Category Archives: Saxon mythology

The Way of Wyrd by Brian Bates is a magical book that captures the ancient spirit of pagan Saxons, even if it may not be entirely authentic


Over the past couple of years I’ve occasionally seen mention of a book called THE WAY OF WYRD by BRIAN BATES on sites such as Facebook and other online forums. It was one such prompting that motivated me to investigate what this book is about. I was surprised to discover it was published 30 years ago in 1983.

After reading The Way of Wyrd, I can understand its enduring popularity and the fond and even reverential praise it garners from fans.

This is a fictional tale centered on Anglo-Saxon pagan spiritual teachings and mythology. The year is 674 A.D. It tells the story of a Christian monk from England who is sent to some location on the European mainland so that he can study the gods of the Saxons. His purpose is what was always the purpose of Christians of that era – to find out just enough about the ancient pagan systems so that they could wipe it out and displace it with Christianity.

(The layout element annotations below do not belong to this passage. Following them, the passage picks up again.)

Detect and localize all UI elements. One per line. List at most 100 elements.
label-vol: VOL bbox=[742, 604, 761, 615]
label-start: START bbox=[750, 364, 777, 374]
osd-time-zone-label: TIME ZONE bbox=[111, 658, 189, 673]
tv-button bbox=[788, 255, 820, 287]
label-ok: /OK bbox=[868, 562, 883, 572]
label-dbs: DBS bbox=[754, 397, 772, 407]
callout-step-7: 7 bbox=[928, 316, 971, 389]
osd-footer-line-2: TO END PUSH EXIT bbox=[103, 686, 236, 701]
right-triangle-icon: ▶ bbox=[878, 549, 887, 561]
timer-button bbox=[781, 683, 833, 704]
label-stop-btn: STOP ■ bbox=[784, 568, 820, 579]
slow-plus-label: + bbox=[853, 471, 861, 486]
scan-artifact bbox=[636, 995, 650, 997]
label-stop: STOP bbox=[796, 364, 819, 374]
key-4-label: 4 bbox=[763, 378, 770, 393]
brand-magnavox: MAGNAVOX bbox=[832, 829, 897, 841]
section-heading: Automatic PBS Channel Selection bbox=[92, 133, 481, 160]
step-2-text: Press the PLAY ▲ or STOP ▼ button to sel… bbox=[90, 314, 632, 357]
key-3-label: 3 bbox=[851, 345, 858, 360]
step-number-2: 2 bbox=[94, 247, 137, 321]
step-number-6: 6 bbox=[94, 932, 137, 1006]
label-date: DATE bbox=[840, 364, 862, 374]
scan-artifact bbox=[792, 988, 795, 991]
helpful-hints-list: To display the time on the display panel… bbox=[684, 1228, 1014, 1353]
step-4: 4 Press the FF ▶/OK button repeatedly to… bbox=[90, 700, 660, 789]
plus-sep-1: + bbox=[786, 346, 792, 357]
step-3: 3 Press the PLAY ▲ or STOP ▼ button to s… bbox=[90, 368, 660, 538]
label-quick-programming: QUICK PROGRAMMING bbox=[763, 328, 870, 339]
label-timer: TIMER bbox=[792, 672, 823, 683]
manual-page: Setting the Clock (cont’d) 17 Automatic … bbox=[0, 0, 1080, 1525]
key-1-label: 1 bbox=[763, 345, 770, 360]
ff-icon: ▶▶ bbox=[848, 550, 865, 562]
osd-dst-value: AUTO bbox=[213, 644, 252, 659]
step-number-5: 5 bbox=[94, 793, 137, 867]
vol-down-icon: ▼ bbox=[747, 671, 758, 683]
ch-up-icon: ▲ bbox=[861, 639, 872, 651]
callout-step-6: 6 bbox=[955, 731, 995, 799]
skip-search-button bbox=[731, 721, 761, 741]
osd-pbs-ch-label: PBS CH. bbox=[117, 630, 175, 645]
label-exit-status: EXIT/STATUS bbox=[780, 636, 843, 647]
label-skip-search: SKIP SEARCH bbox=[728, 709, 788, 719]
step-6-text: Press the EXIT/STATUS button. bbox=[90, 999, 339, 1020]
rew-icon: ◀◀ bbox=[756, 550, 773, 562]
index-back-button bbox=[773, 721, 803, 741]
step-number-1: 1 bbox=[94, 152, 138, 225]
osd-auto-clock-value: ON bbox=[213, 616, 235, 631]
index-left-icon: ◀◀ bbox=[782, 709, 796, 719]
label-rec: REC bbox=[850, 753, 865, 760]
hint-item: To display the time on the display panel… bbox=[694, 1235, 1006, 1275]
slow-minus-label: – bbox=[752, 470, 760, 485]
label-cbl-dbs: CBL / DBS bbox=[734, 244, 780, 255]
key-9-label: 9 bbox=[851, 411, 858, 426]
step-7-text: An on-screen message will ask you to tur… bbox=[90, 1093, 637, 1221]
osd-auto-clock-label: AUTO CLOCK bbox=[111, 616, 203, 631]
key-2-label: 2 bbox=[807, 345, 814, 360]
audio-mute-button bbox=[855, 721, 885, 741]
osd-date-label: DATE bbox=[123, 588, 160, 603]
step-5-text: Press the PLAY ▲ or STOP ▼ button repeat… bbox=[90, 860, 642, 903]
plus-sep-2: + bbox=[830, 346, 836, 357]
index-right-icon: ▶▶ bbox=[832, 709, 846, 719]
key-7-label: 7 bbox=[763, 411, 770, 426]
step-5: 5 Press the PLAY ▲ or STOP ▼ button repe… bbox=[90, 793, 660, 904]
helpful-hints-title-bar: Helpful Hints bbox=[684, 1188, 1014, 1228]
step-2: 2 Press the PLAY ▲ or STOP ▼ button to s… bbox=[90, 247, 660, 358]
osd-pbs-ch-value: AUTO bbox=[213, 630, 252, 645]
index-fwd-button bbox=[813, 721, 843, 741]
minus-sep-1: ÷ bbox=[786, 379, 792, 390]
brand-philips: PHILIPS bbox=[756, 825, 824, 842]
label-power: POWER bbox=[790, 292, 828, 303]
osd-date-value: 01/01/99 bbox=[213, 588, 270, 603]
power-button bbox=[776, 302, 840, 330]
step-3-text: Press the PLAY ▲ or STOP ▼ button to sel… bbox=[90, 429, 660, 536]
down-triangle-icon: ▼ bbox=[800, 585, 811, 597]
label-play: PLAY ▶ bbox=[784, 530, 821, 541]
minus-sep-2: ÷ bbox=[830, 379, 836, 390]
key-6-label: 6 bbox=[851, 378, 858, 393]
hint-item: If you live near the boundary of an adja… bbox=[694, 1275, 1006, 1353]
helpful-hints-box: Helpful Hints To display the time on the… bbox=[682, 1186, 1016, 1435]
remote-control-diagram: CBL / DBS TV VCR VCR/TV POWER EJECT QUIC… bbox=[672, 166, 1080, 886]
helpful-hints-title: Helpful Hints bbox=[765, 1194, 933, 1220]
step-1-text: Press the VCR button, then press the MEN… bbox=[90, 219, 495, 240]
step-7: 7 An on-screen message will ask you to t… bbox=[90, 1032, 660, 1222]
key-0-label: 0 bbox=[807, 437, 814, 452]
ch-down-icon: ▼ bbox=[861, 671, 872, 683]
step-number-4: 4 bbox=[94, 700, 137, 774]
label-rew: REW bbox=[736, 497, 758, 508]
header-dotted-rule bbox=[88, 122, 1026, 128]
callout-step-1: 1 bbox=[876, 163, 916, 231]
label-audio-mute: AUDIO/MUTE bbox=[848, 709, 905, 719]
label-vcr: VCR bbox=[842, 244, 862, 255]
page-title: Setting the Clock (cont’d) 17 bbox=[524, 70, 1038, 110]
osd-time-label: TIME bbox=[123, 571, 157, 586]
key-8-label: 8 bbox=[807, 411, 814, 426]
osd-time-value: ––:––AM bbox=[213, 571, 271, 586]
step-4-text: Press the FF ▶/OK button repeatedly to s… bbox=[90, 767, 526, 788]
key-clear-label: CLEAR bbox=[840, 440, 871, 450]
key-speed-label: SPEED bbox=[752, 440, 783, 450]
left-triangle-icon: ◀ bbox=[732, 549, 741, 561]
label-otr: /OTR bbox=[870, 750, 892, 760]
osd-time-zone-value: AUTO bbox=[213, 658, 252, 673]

The young monk who gets the assignment is the humble and meek Wat Brand. Shortly after arriving in Saxon territory, he meets a shaman of extraordinary wisdom and power. This Saxon sorcerer, Wulf, immediately agrees to teach brand everything he can about the power of the pagan gods and spirits. The book plays out as a kind of master-student series of lessons in Saxon spirituality.

There is a spectacular amount of magical activity among the blissful natural setting of an unspoiled European forest. This combination of magic couched within skillful descriptions of sparkling rivers, pungent green forests and dramatic mountain landscapes appeals to those of us who long for an increasingly lost, pristine planet — long before earth was tainted by the pollution and ravages of the Industrial Age.

Either by design or by accident, the author benefits from the aura of J.R.R Tolkien. He chooses to call the land of the Saxons “Middle-Earth” which leverages the magic of The Lord of Rings. It’s true that Tolkien didn’t exactly invent the term Middle Earth, but he might as well have. Tolkien was the first to popularize Middle Earth as a modern description for what the ancients referred to as Midgard, Middenheim, Manaheim, or Middengeard.

Tolkien first encountered the term in 1914 when pouring over rare fragments of centuries old documents. He found this line by the Anglo-Saxon poet Cynewulf:

Éala éarendel engla beorhtast / ofer middangeard monnum sended.

Which translates to:

Hail Earendel, brightest of angels / above the middle-earth sent unto men.

Before Tolkien, no one was using Middle Earth as a popular description of pre-Chrisitian Europe, but now it’s fair game for all.

Brian Bates

While I enjoyed nearly every page of The Way of Wyrd and give it my top recommendation, I think the criticisms of how Saxon spirituality is portrayed are fair. Many question the authenticity of the presentation. The Way of the Wyrd reads as much (or more) like a modern New Age conception of magic as it does a scholarly documentation of what the pagan Saxons actually believed and practiced.

In the introduction of the book, Bates makes a strenuous case that his work is a faithful and accurate rendering of Saxon magic. He says his narrative is based on a 1,000-year-old manuscript written by a Christian monk who serves as the model for his character Wat Brand. He also sites a lengthy bibliography of resources.

But I say, no way. Granted, I’m not an expert in pagan spiritual practices, but my strong impression here is that the author granted himself copious poetic license and overlaid much of this with his own modern interpretations.

Also – the structure of the narrative is one that is tried, true and familiar – the story plays out as a series of lessons between master and student, the same vehicle that Carlos Castaneda used to churn out his best-selling (and phony) series of tales of a sorcerer and his apprentice. Richard Bach also used this structure in Illusions – as did many other authors – all of which hearken back to the Platonic dialogue developed in ancient Greece.

There’s nothing wrong with adopting this formula; it’s just that, Brian Bates is obviously a crafty writer who knows how to write a crowd-pleasing yarn – leverage a little Tolkien, execute the tale with a time-tested formula, and take as many liberties as you need to make the information appeal to a modern New Agey audience.

Good for him, I say, because we’re all winners. The Way of Wyrd is a beautiful book which has bolstered interest in the ancient pagan beliefs of Northern Europe – and those beliefs were more sane and sound than what passes for modern mainstream religion today.